A finales de marzo, los jueves se
hicieron eternos y todos los santos cayeron del cielo. La luna se escondió
entre aquellos edificios que rodeaban un parque capaz de despertar al amor. En
su lugar, el sol empapó con su pulcritud la suciedad de una madrugada más
etílica que ética. La ciudad despertaba y, sin saber bien por qué, se hallaba
distinta. Quizás, con la misma sensación de una niña que nota una caricia en su
pecho tras su primera noche de amor. Ése no era el caso, muchas otras historias
habían amanecido cerca de aquel Reino sin que sus cimientos se cuestionasen por
ello.
Quizás fue la ausencia de gemidos
o quizás fueron los testigos atónitos de aquel romance. Lo cierto es que ni
siquiera la ciudad se creía lo que estaba ocurriendo y, por ello, esculpía sus
aceras como si de una gran alfombra roja se tratase. Aquel lugar sospechaba de
puro terror por sentirse uno más en aquel triángulo de amor con vértices
inauditos. Las putas se esfumaban de cualquier esquina de ladrillo visto y cerraban
sus ojos. Soñaban con más noches y más polvos, esta vez en los barrios de la Luna.

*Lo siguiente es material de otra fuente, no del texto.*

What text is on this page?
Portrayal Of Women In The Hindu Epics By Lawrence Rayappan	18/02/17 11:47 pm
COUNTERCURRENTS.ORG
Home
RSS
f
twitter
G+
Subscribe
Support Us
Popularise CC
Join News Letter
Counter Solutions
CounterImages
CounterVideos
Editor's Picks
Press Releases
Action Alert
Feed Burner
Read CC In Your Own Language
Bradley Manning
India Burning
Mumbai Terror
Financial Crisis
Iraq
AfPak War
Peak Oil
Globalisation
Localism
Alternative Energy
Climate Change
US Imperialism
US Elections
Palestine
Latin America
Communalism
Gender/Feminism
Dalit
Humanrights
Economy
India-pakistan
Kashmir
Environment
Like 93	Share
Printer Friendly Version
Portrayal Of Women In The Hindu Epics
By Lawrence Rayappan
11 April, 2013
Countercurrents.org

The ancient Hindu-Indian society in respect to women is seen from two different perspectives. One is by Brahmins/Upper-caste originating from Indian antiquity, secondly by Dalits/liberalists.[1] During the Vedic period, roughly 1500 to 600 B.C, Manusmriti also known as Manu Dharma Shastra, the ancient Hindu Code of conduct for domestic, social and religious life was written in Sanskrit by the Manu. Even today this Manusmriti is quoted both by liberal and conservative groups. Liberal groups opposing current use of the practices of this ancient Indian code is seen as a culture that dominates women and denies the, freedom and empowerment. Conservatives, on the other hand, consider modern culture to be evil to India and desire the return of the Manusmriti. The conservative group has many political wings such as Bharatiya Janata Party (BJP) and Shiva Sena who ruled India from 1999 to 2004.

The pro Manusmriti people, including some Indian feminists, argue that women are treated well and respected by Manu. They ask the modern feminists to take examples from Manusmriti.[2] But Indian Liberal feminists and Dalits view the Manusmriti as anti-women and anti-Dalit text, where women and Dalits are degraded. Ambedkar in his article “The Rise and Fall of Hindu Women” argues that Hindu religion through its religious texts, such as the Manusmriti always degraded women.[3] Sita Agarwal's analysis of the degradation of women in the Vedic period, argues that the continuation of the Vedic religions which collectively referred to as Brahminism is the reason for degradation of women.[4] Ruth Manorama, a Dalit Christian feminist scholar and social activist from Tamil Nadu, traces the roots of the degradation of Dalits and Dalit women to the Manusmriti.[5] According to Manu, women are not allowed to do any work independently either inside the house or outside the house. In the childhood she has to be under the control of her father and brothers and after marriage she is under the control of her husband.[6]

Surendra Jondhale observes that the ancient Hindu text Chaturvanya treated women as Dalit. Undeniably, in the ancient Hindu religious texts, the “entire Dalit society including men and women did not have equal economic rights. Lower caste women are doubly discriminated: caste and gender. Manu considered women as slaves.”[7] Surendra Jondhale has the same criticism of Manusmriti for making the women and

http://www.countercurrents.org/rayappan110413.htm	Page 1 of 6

La ciudad vibraba con los movimientos y con la música de los labios, de la
lengua y, de nuevo, otra vez los labios. Y con las palabras que no siempre
rimaban. Si lo hacían era siempre en asonante para no escucharlas demasiado…
-Y otra vez despertar aquí. Pero
así, ni contigo ni sin ti…
-Conmigo o sin mí. Mi vida,
siempre estuve. Aquí o allí…y a ti nunca te pesaron otros despertares.